The clinical response to systemically administered antibiotics is probably not dependent upon the antimicrobial action alone. Penicillins, for instance, are likely to be effective only in cases of folliculitis due to Gram-negative bacteria, even though they are bactericidal to P. acnes. Tetracycline should be used at a dosage of 1 g daily (2 g daily for patients with severe involvement) for the first 2 months. Subsequently, the antibiotic dosage can be reduced in accordance with the clinical response and discontinued, if possible. The duration of therapy is dependent on the clinical response, and oral antibiotics may have to be continued for many months. It has been claimed that the emergence of resistance is less likely with the newer derivative, minocycline, which has a prolonged half-life and is used at a dosage of 50-100 mg daily. Tetracyclines may interfere with the metabolism of oral contraceptives. Barrier methods of contraception should consequently be used throughout treatment. Erythromycin is commonly substituted when tetracyclines are contraindicated. Sulfamethoxazole + trimethoprim may also be used, but it can cause side-effects, including drug eruptions and agranulocytosis.

Estrogens and antiandrogens, which produce clinical remission by reducing the secretion of sebum, can be used to supplement specific anti-acne therapy, but should be restricted to women because of their feminizing action. Combined oral contraceptives are often effective when administered at normal dosages. Products containing norethisterone are used in some countries because, by raising the serum concentrations of sex hormone-binding globulin, they reduce the plasma concentrations of free testosterone. Antiandrogens, such as cyproterone and chlormadinone, administered in combination with the estrogen ethinylestradiol (to assure a contraceptive action), have been claimed to be more effective.

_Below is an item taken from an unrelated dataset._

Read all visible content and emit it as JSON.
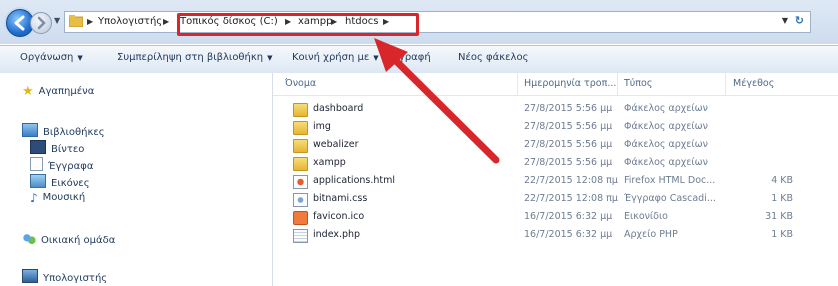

The oral retinoic acid derivative isotretinoin, which is a more potent inhibitor of sebum production, is the most effective treatment available for severe cystic acne though very expensive. However, it often induces signs of chronic hypervitaminosis A, including cheilitis, dry eyes, generalized xerosis, pruritus and paronychia, and, most problematic of all, it is a proven and potent human teratogen. It is therefore imperative that pregnancy be excluded before this treatment is instituted. Effective contraception must be used during the 4 weeks preceding and following treatment, as well as during the treatment period. Should pregnancy occur despite these precautions, there is a high risk of severe malformation of the fetus.